Ada beberapa alasan yang mengemuka. Misalnya berkaitan dengan pertimbangan efisiensi, pembiayaan yang dinilai terlalu mahal, dan potensi konflik horizontal. Dari pengalaman di sejumlah provinsi, kabupaten, dan kota di Indonesia, tidak semua alasan itu dapat dibenarkan. Soal konflik horizontal, misalnya, terbukti dapat diminimalisasi dan bahkan dihindari. Sedangkan pertimbangan tingginya biaya yang harus dikeluarkan, dalam banyak hal dapat dipandang logis karena perjuangan menegakkan demokrasi memang membutuhkan pengorbanan, termasuk aspek pembiayaan.

Persoalan krusialnya justru terletak pada soal pemilih. Aspek ini dipandang sangat strategis karena pada akhirnya seluruh rangkaian proses demokrasi akan bermuara pada pemilih. Pemilihlah yang menjadi penentu utama terpilih atau tidak terpilihnya kepala daerah. Ini berarti, kualitas kepemimpinan akan sangat dipengaruhi kualitas pemilih.
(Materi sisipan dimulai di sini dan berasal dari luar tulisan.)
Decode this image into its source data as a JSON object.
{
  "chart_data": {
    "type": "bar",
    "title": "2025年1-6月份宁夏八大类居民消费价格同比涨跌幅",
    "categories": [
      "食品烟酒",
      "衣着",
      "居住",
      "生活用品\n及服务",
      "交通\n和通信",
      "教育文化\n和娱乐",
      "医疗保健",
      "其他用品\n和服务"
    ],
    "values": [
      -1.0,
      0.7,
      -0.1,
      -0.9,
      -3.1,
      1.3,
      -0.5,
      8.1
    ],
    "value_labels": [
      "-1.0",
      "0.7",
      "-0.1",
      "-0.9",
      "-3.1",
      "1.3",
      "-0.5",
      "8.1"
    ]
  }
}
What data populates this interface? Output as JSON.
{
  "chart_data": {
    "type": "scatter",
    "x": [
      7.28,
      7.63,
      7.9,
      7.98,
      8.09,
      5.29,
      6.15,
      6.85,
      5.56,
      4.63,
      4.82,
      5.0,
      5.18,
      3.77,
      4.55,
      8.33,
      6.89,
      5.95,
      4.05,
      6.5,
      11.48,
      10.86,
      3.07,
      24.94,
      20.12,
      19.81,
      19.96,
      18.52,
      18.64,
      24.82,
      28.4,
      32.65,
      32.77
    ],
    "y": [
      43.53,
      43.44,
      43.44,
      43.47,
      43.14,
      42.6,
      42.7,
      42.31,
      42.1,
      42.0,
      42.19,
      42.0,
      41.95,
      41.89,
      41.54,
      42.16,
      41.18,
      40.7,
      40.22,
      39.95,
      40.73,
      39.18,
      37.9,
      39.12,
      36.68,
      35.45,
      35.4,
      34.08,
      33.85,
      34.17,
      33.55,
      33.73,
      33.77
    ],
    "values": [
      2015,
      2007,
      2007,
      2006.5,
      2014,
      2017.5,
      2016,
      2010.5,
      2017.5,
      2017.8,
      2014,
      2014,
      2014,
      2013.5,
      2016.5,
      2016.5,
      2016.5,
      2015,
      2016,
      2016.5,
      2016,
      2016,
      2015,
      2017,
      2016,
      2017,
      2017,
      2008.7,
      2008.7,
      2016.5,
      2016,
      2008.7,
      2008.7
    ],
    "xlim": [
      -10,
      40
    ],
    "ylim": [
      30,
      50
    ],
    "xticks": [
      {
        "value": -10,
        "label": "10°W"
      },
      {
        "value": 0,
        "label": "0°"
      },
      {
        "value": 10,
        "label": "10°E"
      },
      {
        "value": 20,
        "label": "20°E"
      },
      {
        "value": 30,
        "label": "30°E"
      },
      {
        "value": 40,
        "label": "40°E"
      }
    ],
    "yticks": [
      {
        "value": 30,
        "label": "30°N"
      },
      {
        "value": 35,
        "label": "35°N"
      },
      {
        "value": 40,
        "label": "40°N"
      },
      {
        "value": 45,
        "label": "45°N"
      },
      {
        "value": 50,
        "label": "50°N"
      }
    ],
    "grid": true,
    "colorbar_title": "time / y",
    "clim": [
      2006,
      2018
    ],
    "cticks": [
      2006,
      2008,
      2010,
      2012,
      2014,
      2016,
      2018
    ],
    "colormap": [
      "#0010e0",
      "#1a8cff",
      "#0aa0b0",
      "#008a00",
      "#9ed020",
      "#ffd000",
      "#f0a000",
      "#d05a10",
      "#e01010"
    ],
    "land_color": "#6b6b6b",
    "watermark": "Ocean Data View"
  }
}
Jadi sebetulnya bukan soal pemilihan langsung atau melalui perwakilan, tetapi soal kualitas pemilih. Pemilih yang berkualitas, baik rakyat secara langsung ataupun para anggota legislatif (DPRD), dapat dengan jernih berpikir dan objektif menentukan pilihannya, tanpa ada campur tangan pihak mana pun yang dapat mengganggu rasa keadilannya. Jika proses demokrasi dapat dilakukan dengan melibatkan pemilih yang cerdas dan berkualitas seperti itu, aspek-aspek efisiensi, pembiayaan, ataupun kekhawatiran pecahnya konflik horizontal tidak akan menjadi masalah.

Pertanyaannya apakah proses demokrasi kita, khususnya dalam proses pemilihan gubernur dan wakil gubernur, telah didukung partisipan politik yang memiliki kecerdasan dan kesadaran politik yang memadai? Apakah para pemilih telah memiliki ukuran-ukuran rasional objektif dalam menentukan kualifikasi figur yang dipilih? Apakah faktor pragmatisme, seperti dugaan money politics, bukan lagi variabel yang akan mengganggu objektivitas? Atau, seperti disinyalir banyak kalangan, secara umum, para pemilih kita masih merupakan lapisan yang masih membutuhkan proses pendidikan politik lebih lanjut.

Oleh karena itu, jika apa yang disinyalir banyak kalangan itu benar, alternatif pemilihan kepala daerah secara langsung belum menjadi pilihan yang tepat. Untuk memperoleh output maksimal dari proses politik yang dilaluinya, kita masih perlu menata berbagai perangkat demokrasi, termasuk aspek masyarakat pemilih.

Alternatifnya, sambil menunggu kesiapan seluruh perangkat demokrasi seperti disebutkan tadi, kembali pada sistem pemilihan melalui perwakilan. Pemilihan gubernur dan wakil gubernur kembali dipercayakan kepada representasi masyarakat yang terhimpun dalam lelembagaan legislatif Dewan Perwakilan Rakyat Daerah (DPRD) Provinsi. Para anggota DPRD, dalam hal ini, harus memiliki otoritas, amanah, tidak mudah terkooptasi oleh yang dipilih, sehingga dapat berperan objektif, jujur, dan adil dalam menentukan pilihannya.

Lalu pertanyaannya kemudian, bagaimana membangun otoritas anggota DPRD seperti itu? Inilah pekerjaan rumah kita selanjutnya.***

Penulis, mantan Gubernur Jawa Barat.